​Bitter milk: On the Rajamahendravaram milk adulteration case

Detecting violation of rules in time is better than stringent penalties

Updated - March 10, 2026 08:39 am IST

The events in Rajamahendravaram in Andhra Pradesh involving the mass poisoning of consumers by milk contaminated with ethylene glycol sound a regulatory alarm. As of March 8, the death toll was 11, with approximately 20 other people, including infants, hospitalised. The police have invoked Sections 103 (punishment for murder) and 105 (culpable homicide not amounting to murder) of the BNS. The vendor allegedly continued to supply the milk despite complaints about a bitter taste and being warned that a coolant leak could be poisonous, so it seems reasonable that the State is treating gross negligence in food safety as a serious criminal offence. However, there could also be counterproductive effects. Milk is a staple in Indian households and contamination by an industrial compound already infamous in India for its lethality carries the potential to trigger a crisis of confidence in local, unbranded milk supplies. Children and the elderly are most affected by ethylene glycol poisoning due to their higher metabolic sensitivity and lower renal reserves, respectively. This could push people towards pasteurised milk from regulated cooperatives such as Amul or Vijaya, which seems desirable, but a large share of milk is also distributed in India through small vendors. Since the State has invoked criminal charges, including ‘murder’, against the offenders, marginal actors may quit the market or shift further into informality, which can paradoxically undermine oversight.

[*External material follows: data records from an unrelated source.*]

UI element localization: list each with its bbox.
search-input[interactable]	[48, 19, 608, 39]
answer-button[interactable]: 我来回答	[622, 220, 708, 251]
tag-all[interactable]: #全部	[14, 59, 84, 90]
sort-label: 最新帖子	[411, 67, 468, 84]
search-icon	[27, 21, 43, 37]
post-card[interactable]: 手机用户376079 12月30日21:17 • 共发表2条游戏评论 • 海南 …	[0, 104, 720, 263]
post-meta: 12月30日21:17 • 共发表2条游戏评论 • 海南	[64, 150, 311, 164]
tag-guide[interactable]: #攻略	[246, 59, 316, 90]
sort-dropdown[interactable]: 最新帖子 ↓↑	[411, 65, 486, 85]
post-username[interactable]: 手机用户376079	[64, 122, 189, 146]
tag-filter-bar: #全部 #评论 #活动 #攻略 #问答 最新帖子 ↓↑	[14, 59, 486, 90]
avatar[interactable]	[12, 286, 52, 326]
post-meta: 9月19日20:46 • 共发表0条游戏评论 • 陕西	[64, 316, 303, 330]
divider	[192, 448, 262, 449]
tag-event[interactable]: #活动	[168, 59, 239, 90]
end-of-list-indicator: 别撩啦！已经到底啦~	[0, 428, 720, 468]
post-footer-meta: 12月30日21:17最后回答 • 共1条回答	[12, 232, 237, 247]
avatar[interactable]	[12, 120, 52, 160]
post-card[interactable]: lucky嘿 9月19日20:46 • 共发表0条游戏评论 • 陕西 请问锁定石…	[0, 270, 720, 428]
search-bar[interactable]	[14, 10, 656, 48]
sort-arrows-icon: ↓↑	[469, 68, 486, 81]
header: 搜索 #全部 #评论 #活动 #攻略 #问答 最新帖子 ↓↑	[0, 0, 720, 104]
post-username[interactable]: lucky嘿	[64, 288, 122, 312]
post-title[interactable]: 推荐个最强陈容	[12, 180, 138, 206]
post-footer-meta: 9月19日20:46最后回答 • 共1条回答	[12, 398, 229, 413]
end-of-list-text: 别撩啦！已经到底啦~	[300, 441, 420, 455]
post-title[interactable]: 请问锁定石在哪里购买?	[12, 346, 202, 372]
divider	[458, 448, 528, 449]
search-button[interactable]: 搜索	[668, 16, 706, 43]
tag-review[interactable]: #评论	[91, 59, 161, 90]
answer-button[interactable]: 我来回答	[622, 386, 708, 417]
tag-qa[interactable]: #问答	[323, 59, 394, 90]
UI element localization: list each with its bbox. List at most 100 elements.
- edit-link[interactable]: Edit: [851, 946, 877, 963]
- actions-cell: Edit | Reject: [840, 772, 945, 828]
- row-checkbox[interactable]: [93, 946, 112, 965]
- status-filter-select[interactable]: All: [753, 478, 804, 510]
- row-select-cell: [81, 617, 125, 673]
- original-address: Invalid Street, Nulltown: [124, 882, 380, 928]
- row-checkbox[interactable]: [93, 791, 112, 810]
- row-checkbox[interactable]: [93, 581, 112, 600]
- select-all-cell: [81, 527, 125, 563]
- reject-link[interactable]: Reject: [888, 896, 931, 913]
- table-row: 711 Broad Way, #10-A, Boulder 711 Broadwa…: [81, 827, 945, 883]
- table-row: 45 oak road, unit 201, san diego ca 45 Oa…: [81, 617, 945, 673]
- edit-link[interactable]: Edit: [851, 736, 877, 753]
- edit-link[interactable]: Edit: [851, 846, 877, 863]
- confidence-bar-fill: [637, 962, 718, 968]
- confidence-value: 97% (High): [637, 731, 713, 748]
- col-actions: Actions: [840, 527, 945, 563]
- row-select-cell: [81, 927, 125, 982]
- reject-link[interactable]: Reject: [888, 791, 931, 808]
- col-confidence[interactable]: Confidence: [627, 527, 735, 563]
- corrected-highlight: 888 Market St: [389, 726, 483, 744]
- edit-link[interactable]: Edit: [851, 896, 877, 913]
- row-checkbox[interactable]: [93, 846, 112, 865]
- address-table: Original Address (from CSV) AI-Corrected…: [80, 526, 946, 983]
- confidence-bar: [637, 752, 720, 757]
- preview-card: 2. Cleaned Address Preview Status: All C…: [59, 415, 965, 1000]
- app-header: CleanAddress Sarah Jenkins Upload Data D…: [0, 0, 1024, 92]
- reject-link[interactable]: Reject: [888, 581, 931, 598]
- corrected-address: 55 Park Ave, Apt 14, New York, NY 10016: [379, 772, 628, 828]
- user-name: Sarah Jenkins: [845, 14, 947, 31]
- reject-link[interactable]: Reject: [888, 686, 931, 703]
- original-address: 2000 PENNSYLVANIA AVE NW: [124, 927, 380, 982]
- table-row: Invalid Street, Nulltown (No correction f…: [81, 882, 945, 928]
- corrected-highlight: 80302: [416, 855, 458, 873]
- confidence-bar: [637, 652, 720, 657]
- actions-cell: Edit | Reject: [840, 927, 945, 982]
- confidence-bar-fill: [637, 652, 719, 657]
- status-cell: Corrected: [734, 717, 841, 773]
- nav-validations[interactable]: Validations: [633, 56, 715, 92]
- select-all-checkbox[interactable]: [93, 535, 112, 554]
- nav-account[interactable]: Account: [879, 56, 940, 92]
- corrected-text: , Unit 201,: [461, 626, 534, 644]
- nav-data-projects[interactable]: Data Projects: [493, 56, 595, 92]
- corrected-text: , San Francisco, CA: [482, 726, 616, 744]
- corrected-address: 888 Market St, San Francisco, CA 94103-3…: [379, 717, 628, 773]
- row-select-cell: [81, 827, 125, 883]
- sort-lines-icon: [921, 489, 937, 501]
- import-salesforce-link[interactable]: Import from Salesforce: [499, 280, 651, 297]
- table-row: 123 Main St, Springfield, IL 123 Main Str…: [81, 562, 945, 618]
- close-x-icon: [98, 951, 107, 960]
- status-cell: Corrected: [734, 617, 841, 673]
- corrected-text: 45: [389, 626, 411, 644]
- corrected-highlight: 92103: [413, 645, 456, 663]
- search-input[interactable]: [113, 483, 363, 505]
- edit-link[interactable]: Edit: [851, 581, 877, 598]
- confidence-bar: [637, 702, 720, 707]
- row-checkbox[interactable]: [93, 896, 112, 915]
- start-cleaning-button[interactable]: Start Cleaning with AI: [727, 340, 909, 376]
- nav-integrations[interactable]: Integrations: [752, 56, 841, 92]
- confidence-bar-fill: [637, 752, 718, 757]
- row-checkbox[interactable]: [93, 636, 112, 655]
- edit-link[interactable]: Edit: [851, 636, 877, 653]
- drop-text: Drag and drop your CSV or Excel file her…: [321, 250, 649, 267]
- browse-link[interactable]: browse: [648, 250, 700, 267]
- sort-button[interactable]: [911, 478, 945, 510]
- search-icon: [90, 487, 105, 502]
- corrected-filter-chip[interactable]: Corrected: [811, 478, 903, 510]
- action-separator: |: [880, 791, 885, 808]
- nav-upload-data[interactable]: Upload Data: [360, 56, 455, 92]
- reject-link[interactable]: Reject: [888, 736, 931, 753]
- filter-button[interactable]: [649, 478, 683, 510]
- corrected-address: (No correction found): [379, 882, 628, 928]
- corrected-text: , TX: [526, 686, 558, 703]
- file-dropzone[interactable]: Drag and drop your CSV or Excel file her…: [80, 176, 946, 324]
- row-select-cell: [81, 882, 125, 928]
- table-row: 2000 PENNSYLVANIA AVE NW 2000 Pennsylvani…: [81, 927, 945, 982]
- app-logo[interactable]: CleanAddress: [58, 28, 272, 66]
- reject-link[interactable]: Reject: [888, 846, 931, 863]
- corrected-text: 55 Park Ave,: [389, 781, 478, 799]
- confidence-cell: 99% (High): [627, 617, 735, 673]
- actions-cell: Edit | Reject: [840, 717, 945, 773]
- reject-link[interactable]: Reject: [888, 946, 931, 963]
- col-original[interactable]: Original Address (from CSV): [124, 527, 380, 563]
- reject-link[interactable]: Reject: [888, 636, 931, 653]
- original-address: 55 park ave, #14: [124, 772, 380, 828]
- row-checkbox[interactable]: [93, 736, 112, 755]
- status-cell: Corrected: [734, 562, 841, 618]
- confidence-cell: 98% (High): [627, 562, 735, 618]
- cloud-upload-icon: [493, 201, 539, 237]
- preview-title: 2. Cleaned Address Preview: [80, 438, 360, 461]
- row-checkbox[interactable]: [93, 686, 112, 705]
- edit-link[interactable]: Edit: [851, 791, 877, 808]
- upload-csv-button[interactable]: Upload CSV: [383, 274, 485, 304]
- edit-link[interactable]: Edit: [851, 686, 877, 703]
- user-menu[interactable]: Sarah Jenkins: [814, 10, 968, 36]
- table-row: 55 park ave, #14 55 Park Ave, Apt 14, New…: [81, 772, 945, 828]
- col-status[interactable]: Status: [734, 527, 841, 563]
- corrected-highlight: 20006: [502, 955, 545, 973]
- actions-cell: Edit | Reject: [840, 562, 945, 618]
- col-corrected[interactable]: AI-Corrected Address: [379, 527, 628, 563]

Though the State may be projecting a strong hand at work by criminalising the vendor’s alleged conduct, the importance of regulations cannot be overstated. Food-safety compliance is as much about punishing bad actors as about reducing the cost of doing the right thing. In the informal supply chain, cold-chain monitoring and hygiene inspections are almost entirely absent, leaving room for contamination. Subsidised testing kits and cooperative chilling facilities can thus reduce the risk at small dairies. Regulators may also consider safe-harbour provisions that ease penalties for dairy operators who report contamination at their facilities; this could also encourage early disclosure, giving authorities time to save lives. But this also makes consistent enforcement crucial. That a dairy could operate without a safety licence for 11 years raises serious questions about the oversight of the local government and the FSSAI: the local authorities failed to conduct periodic field audits, and the FSSAI did not enforce standardised safety protocols. The risk of being detected becomes negligible and even the harshest criminal charges cannot amount to a meaningful preventive measure. An effective system must realise that reliably detecting violations and imposing timely sanctions are a better deterrent than stringent penalties that do not aid enforcement and rarely lead to convictions.